新型コロナウイルス感染防止のための臨時休校による学習の遅れを取り戻そうと、県内全ての市町立小中学校が本年度の夏休みを2~4週間短縮することが18日までに、下野新聞社が実施した各市町教委へのアンケートで分かった。大半の市町が8月1日から16日間の夏休みに入る。最短は那須町の9日間で、短縮日数(休日含む)も最長の28日間。既に冬休みや春休みなど夏以降の長期休暇短縮を決めた市町もあり、長期にわたり学校・家庭生活に影響が出そうだ。

 県内小中学校のほとんどが3~5月にかけて休校し、6月1日から再開した。不足した授業時数を確保しようと、行事の精選や時間割編成を変更するなどさまざまな工夫をしており、夏休み短縮もその一つ。各市町が打ち出した短縮日数は14~28日間で、26日間が最多だった。

 

 夏休みを8月1~16日の16日間としたのは、宇都宮市など全体の8割に当たる20市町。最長は同1~23日の23日間とした大田原市と壬生町。大田原市は多くの市町が休校措置を取った3月に午前登校を行い、昨年度分の学習内容を終えたとして、最も短い14日間の短縮とした。壬生町は6~12月に月2回、計11回の土曜授業を実施することで、短縮日数を19日間に抑えた。

 夏休み期間が最短の9日間とした那須町は「休校で足りなくなった授業時数を土曜授業ではなく、夏休みの短縮でできるだけ確保したい」という考えだ。

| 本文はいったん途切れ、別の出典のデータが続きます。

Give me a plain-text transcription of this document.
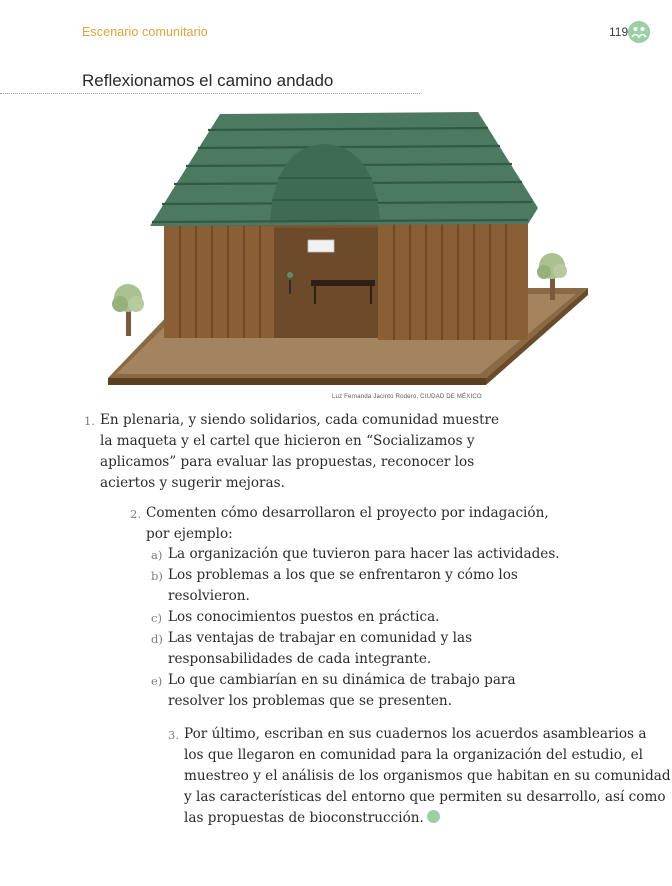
Escenario comunitario	119
Reflexionamos el camino andado
Luz Fernanda Jacinto Rodero, CIUDAD DE MÉXICO
1. En plenaria, y siendo solidarios, cada comunidad muestre
la maqueta y el cartel que hicieron en “Socializamos y
aplicamos” para evaluar las propuestas, reconocer los
aciertos y sugerir mejoras.
2. Comenten cómo desarrollaron el proyecto por indagación,
por ejemplo:
a) La organización que tuvieron para hacer las actividades.
b) Los problemas a los que se enfrentaron y cómo los
resolvieron.
c) Los conocimientos puestos en práctica.
d) Las ventajas de trabajar en comunidad y las
responsabilidades de cada integrante.
e) Lo que cambiarían en su dinámica de trabajo para
resolver los problemas que se presenten.
3. Por último, escriban en sus cuadernos los acuerdos asamblearios a
los que llegaron en comunidad para la organización del estudio, el
muestreo y el análisis de los organismos que habitan en su comunidad
y las características del entorno que permiten su desarrollo, así como
las propuestas de bioconstrucción.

 真夏に授業を行うことで暑さが心配されるが、日光市以外の市町は普通教室へのエアコンを設置済み。日光市のエアコン未設置の10校は臨時措置として移動式冷風機を使用し、涼しい地域にある2校は扇風機で対応する。予定外の時季のエアコン使用で電気代がかさむことも懸念されるが、足利市では中止になったイベントの予算や実施を見送った水泳授業の水道代などで補填(ほてん)する予定だという。

 長期休暇の短縮が夏休みに留まらず、他の長期休暇に及ぶ市町も。2学期制の市町では10月に5日間程度の秋休みがあるが、宇都宮市は多くの学校が秋休みと冬休みの短縮を決めた。この他、那須塩原市など4市町では秋休みを取りやめ通常の土日休みとし、那須町は1日短縮する。冬休みの短縮を決めたのは益子町など4市町。最短は矢板市で、6日間短縮して12月29日~来年1月4日とする。さくら市と那珂川町は「冬休みに加えて春休みも2日間ずつ短縮する」と回答した。